DailyBlog: Life Is Fleeting

“When you don’t want to feel…death can seem like a dream. But, seeing death…really seeing it, makes dreaming about it f*cking ridiculous.” – Suzanna Kaysen

Today I had to say goodbye to a friend. Her name was Maisel. She was a 13-year-old maltese dog that I was fostering. She’d been pulled from a crowded shelter who would have otherwise euthanized her. Her rescuer thought she was giving Maisel another chance at life.

I only had her in my home for a week. She had clearly been through some neglect but she was very sweet. She had a good week with me. She went on walks, ate treats, received cuddles, and hung out with my crew. Still, had I known that it would be her last week, I would have done more. I wish that I had. I wish that I’d taken her to the beach and bought her an ice cream cone. (Yes, I know ice cream is bad for dogs but if I’d known it was her last week…)

A few nights ago she began having seizures. I’ve fostered a seizure dog before, but these were worse. Way worse. One after the other and she started foaming at the mouth, so I rushed her to the ER. They admitted her and told me that they’d get her stabilized and then call me when I could pick her up.

They got her stabilized, but then she went into even more seizures while medicated. They were more worried now and kept her overnight. They ran a lot of tests on her the next day. Turns out she had cancer and a possible brain tumor. There really was no other right choice but to let her go. It wasn’t my decision of course, but it was still the right one. I’m so thankful that the owner of the rescue let me be the one to be with her when she passed.
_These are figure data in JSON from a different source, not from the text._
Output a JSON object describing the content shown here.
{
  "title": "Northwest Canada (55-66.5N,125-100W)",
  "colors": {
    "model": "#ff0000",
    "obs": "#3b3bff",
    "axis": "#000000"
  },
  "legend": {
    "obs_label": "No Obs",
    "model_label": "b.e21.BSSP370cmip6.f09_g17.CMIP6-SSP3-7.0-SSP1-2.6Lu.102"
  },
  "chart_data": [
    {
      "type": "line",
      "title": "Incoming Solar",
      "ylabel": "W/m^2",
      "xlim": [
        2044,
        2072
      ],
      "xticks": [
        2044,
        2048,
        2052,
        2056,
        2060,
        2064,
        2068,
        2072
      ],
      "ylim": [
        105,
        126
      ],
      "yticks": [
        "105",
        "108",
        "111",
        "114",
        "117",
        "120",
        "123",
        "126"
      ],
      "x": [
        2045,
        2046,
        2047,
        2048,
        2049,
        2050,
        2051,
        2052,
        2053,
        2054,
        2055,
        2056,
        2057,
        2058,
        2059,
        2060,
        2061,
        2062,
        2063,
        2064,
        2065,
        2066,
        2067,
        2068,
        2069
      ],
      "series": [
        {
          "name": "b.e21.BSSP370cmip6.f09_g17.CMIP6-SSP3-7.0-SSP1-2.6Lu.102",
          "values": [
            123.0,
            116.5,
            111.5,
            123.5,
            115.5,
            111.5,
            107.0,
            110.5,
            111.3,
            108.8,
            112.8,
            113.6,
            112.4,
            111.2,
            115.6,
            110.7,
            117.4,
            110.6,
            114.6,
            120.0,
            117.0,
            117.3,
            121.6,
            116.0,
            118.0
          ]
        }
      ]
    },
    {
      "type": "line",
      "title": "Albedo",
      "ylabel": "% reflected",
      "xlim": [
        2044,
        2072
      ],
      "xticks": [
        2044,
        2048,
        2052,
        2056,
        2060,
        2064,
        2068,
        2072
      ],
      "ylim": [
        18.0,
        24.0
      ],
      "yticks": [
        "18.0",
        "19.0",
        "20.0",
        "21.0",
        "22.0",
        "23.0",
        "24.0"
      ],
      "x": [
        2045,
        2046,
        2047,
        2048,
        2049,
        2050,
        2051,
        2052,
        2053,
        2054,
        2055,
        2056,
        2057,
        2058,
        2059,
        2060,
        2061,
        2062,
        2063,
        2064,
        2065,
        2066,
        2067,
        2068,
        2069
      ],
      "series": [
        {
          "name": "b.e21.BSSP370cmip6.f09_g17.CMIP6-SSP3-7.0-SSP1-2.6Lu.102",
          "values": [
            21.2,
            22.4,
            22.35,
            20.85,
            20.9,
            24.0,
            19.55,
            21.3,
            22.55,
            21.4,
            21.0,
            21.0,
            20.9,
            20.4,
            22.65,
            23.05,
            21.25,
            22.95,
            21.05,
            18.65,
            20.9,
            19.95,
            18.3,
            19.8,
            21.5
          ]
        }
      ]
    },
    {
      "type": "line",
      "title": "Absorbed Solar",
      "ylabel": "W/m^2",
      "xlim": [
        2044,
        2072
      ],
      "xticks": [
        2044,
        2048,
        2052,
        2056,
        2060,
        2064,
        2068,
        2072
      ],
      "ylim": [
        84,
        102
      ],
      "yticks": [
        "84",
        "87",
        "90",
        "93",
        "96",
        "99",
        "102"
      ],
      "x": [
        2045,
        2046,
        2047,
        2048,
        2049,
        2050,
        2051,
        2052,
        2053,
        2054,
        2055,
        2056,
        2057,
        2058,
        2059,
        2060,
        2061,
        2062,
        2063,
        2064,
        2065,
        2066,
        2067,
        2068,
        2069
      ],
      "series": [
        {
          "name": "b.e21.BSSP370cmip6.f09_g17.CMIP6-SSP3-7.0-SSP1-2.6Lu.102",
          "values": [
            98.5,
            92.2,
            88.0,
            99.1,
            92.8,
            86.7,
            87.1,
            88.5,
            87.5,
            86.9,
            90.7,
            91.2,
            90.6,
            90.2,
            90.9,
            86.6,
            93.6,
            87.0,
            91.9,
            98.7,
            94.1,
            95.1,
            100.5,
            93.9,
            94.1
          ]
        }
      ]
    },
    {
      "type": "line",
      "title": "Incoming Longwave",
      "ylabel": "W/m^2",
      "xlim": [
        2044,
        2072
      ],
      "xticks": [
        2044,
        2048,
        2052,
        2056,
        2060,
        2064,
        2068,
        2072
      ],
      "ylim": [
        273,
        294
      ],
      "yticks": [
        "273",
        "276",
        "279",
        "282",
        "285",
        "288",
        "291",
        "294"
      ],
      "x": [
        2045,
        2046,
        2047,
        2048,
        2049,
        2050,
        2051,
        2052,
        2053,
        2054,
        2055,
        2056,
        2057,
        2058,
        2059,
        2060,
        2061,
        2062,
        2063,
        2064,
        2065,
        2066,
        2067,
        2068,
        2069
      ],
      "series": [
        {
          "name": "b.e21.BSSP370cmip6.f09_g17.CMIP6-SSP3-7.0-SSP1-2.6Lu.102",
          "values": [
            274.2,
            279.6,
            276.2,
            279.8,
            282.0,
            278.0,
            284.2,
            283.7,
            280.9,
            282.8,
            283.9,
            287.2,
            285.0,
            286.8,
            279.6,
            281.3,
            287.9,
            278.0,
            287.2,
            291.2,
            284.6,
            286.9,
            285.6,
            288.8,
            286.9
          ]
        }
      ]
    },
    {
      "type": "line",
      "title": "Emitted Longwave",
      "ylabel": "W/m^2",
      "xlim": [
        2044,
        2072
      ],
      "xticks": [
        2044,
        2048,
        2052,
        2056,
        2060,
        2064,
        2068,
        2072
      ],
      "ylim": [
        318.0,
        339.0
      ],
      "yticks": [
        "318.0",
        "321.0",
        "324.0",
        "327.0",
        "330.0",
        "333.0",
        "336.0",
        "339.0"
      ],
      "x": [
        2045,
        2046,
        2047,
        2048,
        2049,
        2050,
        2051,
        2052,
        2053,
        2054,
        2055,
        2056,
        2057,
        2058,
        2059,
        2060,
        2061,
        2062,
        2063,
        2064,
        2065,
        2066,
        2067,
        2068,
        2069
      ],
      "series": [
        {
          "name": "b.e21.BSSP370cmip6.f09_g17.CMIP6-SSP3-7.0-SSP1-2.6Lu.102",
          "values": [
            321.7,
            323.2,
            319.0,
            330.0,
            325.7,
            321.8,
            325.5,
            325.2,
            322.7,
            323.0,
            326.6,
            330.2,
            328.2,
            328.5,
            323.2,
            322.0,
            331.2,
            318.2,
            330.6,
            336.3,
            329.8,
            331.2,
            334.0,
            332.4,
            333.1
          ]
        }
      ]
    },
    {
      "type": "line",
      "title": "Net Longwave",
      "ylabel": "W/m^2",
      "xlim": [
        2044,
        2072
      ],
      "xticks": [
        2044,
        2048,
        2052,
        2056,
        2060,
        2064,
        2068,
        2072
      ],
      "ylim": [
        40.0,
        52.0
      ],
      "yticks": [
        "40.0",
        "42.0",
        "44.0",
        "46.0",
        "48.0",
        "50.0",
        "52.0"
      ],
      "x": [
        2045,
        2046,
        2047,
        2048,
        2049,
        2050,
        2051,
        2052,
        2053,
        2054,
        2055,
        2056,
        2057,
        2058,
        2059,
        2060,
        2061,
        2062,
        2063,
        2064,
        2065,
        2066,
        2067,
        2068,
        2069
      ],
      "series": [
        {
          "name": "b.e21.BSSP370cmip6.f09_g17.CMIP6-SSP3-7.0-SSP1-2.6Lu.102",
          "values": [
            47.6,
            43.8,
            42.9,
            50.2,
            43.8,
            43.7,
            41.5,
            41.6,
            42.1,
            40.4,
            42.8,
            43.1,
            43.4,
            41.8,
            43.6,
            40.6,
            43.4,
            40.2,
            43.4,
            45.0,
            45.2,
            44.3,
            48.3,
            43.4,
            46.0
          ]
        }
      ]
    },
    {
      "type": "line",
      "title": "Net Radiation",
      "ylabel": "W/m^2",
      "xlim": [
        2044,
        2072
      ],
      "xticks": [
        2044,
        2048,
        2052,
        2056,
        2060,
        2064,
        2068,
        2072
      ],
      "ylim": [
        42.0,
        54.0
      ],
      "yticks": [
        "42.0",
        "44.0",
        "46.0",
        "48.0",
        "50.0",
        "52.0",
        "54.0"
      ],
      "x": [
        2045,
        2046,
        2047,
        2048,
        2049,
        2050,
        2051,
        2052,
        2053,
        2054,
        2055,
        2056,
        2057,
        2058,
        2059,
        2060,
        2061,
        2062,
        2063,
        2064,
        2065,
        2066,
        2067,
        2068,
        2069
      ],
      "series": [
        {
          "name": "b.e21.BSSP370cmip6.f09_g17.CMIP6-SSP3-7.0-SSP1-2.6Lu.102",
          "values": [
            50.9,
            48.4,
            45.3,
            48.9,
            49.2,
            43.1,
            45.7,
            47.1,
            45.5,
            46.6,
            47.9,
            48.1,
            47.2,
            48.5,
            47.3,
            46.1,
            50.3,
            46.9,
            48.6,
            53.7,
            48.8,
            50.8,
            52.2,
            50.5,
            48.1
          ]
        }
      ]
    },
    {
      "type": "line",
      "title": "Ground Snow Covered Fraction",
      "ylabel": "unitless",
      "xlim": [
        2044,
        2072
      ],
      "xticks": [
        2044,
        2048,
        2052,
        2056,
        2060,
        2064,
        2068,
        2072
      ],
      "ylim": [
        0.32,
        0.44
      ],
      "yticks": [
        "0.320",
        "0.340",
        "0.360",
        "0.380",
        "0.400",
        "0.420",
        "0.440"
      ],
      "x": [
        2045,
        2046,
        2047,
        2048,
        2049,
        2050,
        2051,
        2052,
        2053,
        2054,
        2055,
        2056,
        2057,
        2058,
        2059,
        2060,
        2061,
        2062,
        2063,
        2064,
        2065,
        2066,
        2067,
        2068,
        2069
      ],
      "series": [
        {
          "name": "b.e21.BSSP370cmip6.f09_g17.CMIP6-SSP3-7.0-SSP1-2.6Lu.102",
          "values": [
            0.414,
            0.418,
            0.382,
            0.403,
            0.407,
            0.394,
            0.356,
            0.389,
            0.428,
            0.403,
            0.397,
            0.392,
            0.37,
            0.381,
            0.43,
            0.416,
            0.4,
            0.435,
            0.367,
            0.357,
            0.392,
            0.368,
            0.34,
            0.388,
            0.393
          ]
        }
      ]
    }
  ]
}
Tonight I sat in the room with her. One of her eyes was cloudy and ‘gone’ and she couldn’t move her body at all, just her head. I let her rest her head on my leg and I pet her and told her that everything was going to be okay, that she would be free of her pain soon but that my door was always open and she could visit us anytime. The vet administered the drug and within seconds she was gone. No ‘big moment.’ One second she was resting with her head in my lap, and the next moment, the head in my lap was just… the body that used to hold this dog’s soul. I still can’t really process it. It doesn’t seem real. I only knew her for a week, but while in my home, her well-being was my responsibility. I know logically that what was wrong with her started long before I ever met her, there was no way I could have known and nothing more that I could have done for her, but knowing that logically and feeling like I should have done more are two different things. They battle with each other inside of me. I’m trying to remind myself to be thankful that she had one week in a loving home, one good solid week, and she didn’t die alone and afraid in a scary shelter. We were at least able to do that for her.

I’m also fostering a neonatal kitten, a very tiny runt who was only two days old when she was brought to me. She is now about a week old. She is still very small, but she’s eating every two hours and her tiny eyes just opened. She reminds me so much of Rue when she was a kitten, although thankfully she’s not sick like Rue was. She’s just very little. “Solo” (she was a ‘solo’ kitten left behind by a mama when she gave birth on someone’s porch and then left this one behind) is so tiny that she fits in the palm of my hand. And so helpless. So delicate. Getting an abandoned newborn kitten through the first week of life is touch-and-go and often they just don’t make it. I’m so damned grateful right now that she is making it. Life is fleeting. It comes with no guarantees, and no assurances that the assembly was done correctly by the manufacturer. Sometimes we are here and then the next moment, we are not, and yet the world continues, other life goes on. It doesn’t really seem fair. Why doesn’t the world stop and pause and acknowledge the passing of someone who was loved? I suppose though, if it did, the world would be on pause forever. A sweet dog died in my arms tonight, and brand new life is cradled in the palm of my hand now with a soft purr as she waves her teeny-tiny paws in the air grasping for my finger because like all babies, she is soothed by touch. I know that I can’t keep this baby forever. I have two cats and they have an agreement of coexistance with each other and with all of the dogs, but I honestly don’t feel like they’re willing to accept a third cat. “Two’s company, three’s a crowd.” I know that when she’s big enough, strong enough, and old enough, I’ll have to let Solo find a forever family of her own. But right now, I need her as much as she needs me. I need this brand new life to remind me that there’s a reason for death. We live, we die, and the world continues to go on. My heart is connected to so many little lives and it hurts and burns when loss happens, but it also fills up when they look up at you and know that you’re doing all that you can to keep them safe.

And the world continues to spin. And life continues to go on.

RIP, Maisel. I don’t know what happens to us after we die, but I’m glad that I got to know you at the end of your life. You were, and are, the goodest girl.